Ngaliman tersebut, Tari Batiklah yang akan dikaji dalam karya tulis ini. Gaya tari S. Ngaliamn Tjondropangrawit sangat ditentukan oleh
faktor lingkungan yang membesarkanya, terutama yang berkaitan dengan spirit berkesenian para seniman kampung Kemlayan Atmaja, 2008 : 88.
Makna pengalaman kreatif ini adalah jalinan simbol-simbol budaya Jawa yang berfungsi sebagai penyangga kesenian keraton. Gaya Tari S.
Ngaliman Tjondropangrawit dengan latar belakang kampung Kemlayan, merupakan aktualisasi seni tradisi keraton dalam rangka menjaga sistem
nilai seninya dan cerita keraton sebagai pusat kebudayaan dan politik. Pengertian dasar bentuk koreografi berkisar tentang wujud
“bentuk” dan “gaya”. Bentuk dalam konsep koreografis merupakan prinsip
dasar yang hadir dalam struktur internal tari yang meliputi unsur gerak tari, motif gerak tari dan karakterisasi bentuk. Gaya adalah suatu corak yang
memberikan ciri pada garapan bentuk tari yang terikat langsung dengan garapan iringan tari, tata rias, dan busana.

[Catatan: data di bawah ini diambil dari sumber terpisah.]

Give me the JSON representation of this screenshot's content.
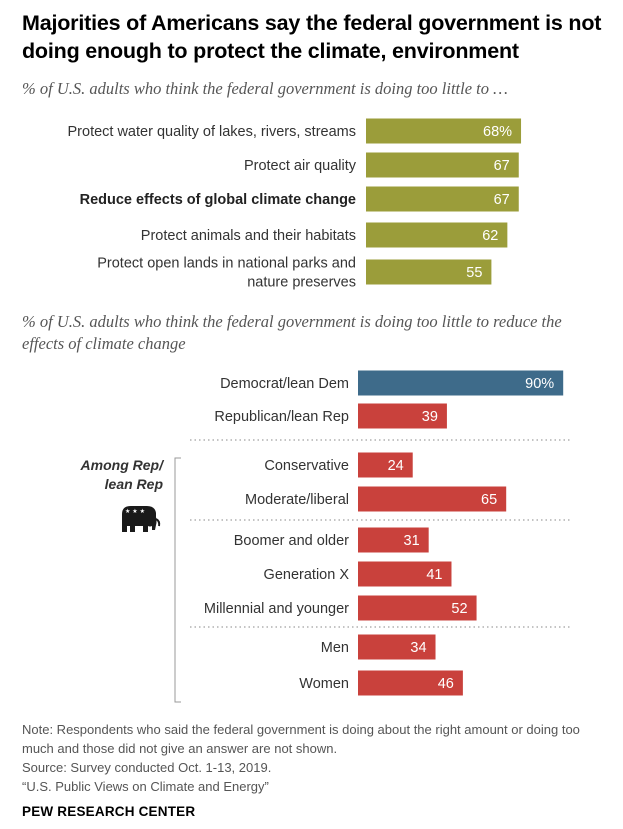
{
  "chart_data": [
    {
      "type": "bar",
      "orientation": "horizontal",
      "title": "Majorities of Americans say the federal government is not doing enough to protect the climate, environment",
      "subtitle": "% of U.S. adults who think the federal government is doing too little to …",
      "categories": [
        [
          "Protect water quality of lakes, rivers, streams"
        ],
        [
          "Protect air quality"
        ],
        [
          "Reduce effects of global climate change"
        ],
        [
          "Protect animals and their habitats"
        ],
        [
          "Protect open lands in national parks and",
          "nature preserves"
        ]
      ],
      "values": [
        68,
        67,
        67,
        62,
        55
      ],
      "value_labels": [
        "68%",
        "67",
        "67",
        "62",
        "55"
      ],
      "bold_category_index": 2,
      "xlim": [
        0,
        100
      ],
      "color": "#9b9d3a"
    },
    {
      "type": "bar",
      "orientation": "horizontal",
      "subtitle": "% of U.S. adults who think the federal government is doing too little to reduce the effects of climate change",
      "group_label": [
        "Among Rep/",
        "lean Rep"
      ],
      "categories": [
        "Democrat/lean Dem",
        "Republican/lean Rep",
        "Conservative",
        "Moderate/liberal",
        "Boomer and older",
        "Generation X",
        "Millennial and younger",
        "Men",
        "Women"
      ],
      "values": [
        90,
        39,
        24,
        65,
        31,
        41,
        52,
        34,
        46
      ],
      "value_labels": [
        "90%",
        "39",
        "24",
        "65",
        "31",
        "41",
        "52",
        "34",
        "46"
      ],
      "colors": [
        "#3e6b8a",
        "#c9413c",
        "#c9413c",
        "#c9413c",
        "#c9413c",
        "#c9413c",
        "#c9413c",
        "#c9413c",
        "#c9413c"
      ],
      "xlim": [
        0,
        100
      ]
    }
  ],
  "notes": {
    "note": "Note: Respondents who said the federal government is doing about the right amount or doing too much and those did not give an answer are not shown.",
    "source": "Source: Survey conducted Oct. 1-13, 2019.",
    "report": "“U.S. Public Views on Climate and Energy”"
  },
  "brand": "PEW RESEARCH CENTER"
}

Secara garis besar, umumnya sistematika garapan gerak tari S. Ngaliman Tjondropangrawit disusun ke dalam tiga bagian, yaitu maju
beksan, beksan, dan mundur beksan. Pola garapan gerak ini nampaknya sudah menjadi norma estetis dari tradisi gaya Surakarta.